The Catholic Church and the Pope reached the height of their power.
Architectural Hallmarks:
Pointed Arches: Unlike the rounded Romanesque arches, pointed arches are the definitive characteristic of Gothic architecture.
Light as Divinity: Abbott Suger (of the Church of Saint-Denis, or Sohn-Den-ee) championed the idea that light represents the presence of God.
Stained Glass (Lux Nova): Meaning "New Light," stained glass was used to fill cathedrals with colored light.
Case Study: The Church of Saint-Denis:
Considered the first truly Gothic building.
Features groin vaults everywhere to maximize window space.
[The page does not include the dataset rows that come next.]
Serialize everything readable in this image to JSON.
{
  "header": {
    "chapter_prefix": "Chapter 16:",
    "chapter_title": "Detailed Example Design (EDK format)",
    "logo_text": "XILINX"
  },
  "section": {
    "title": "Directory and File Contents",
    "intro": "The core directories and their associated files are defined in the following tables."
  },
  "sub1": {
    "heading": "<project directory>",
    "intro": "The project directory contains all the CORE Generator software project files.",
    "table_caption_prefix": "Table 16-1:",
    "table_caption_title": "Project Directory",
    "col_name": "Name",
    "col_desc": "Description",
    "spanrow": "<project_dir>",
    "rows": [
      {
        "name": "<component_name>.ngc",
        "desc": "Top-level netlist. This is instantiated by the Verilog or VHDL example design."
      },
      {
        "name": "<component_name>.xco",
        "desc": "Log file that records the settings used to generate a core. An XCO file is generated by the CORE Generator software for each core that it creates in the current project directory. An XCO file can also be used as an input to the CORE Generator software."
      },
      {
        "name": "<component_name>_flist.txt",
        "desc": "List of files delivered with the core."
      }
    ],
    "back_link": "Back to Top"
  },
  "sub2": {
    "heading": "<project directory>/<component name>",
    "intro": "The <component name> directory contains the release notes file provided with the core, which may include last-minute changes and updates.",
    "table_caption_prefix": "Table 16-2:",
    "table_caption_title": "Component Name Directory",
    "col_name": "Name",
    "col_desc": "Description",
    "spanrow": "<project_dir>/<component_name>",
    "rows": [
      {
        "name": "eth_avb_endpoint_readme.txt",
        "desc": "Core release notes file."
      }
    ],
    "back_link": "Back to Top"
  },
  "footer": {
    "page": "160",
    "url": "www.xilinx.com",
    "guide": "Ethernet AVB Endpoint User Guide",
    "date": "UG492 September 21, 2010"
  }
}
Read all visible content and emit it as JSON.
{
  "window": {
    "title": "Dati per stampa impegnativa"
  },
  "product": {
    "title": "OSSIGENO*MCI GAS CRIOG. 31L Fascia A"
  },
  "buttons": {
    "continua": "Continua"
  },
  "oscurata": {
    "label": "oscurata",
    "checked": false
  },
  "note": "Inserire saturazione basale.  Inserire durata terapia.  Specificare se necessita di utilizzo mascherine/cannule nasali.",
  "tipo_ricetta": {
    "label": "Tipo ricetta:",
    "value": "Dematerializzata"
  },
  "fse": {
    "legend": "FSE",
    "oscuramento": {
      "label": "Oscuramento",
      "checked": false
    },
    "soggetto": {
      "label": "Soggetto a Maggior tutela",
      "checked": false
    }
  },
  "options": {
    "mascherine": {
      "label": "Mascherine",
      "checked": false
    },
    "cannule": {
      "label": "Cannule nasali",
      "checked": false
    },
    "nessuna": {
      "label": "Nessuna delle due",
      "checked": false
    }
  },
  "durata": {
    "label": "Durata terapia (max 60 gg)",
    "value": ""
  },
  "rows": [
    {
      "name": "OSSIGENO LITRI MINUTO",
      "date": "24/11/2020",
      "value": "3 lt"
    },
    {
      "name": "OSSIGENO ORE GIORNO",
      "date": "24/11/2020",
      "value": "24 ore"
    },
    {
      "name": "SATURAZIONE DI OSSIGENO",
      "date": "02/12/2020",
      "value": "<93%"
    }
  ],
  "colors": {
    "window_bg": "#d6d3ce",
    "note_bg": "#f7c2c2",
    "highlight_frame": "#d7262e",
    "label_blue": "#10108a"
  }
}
High Gothic - Rayonnant Style:
Seen in Sainte-Chapelle (St. Chappelle).
The architectural goal of letting in light is fully realized; walls are essentially removed and replaced entirely with stained glass vaulting.
Questions & Discussion
Inquiry: Can we imagine the social panic of the year nine hundred ninety-nine CE compared to the modern Y2K?
Response: For the Late Medieval Christian, the turn of the millennium was a time of extreme religious concern and literal fear of the end of the world. The relief of survival fueled an entire era of building and economic prosperity.
Inquiry: Why do we call them Romanesque and Gothic if the people of the time didn't?
Response: These are retrospective labels. Art historians identified the Roman influences in the earlier period (Romanesque) and later critics (Renaissance era) used "Gothic" as a derogatory term for a style they perceived as chaotic or non-classical.
Inquiry: What happened to the skills used in the Classical period during the Early Medieval era?
Response: It is often described as if they "forgot" how to build at scale. The instability of the period (barbarian warfare, lack of central government) prevented the innovation and labor organization required for massive stone architecture until the stability of the year one thousand allowed for the Romanesque resurgence.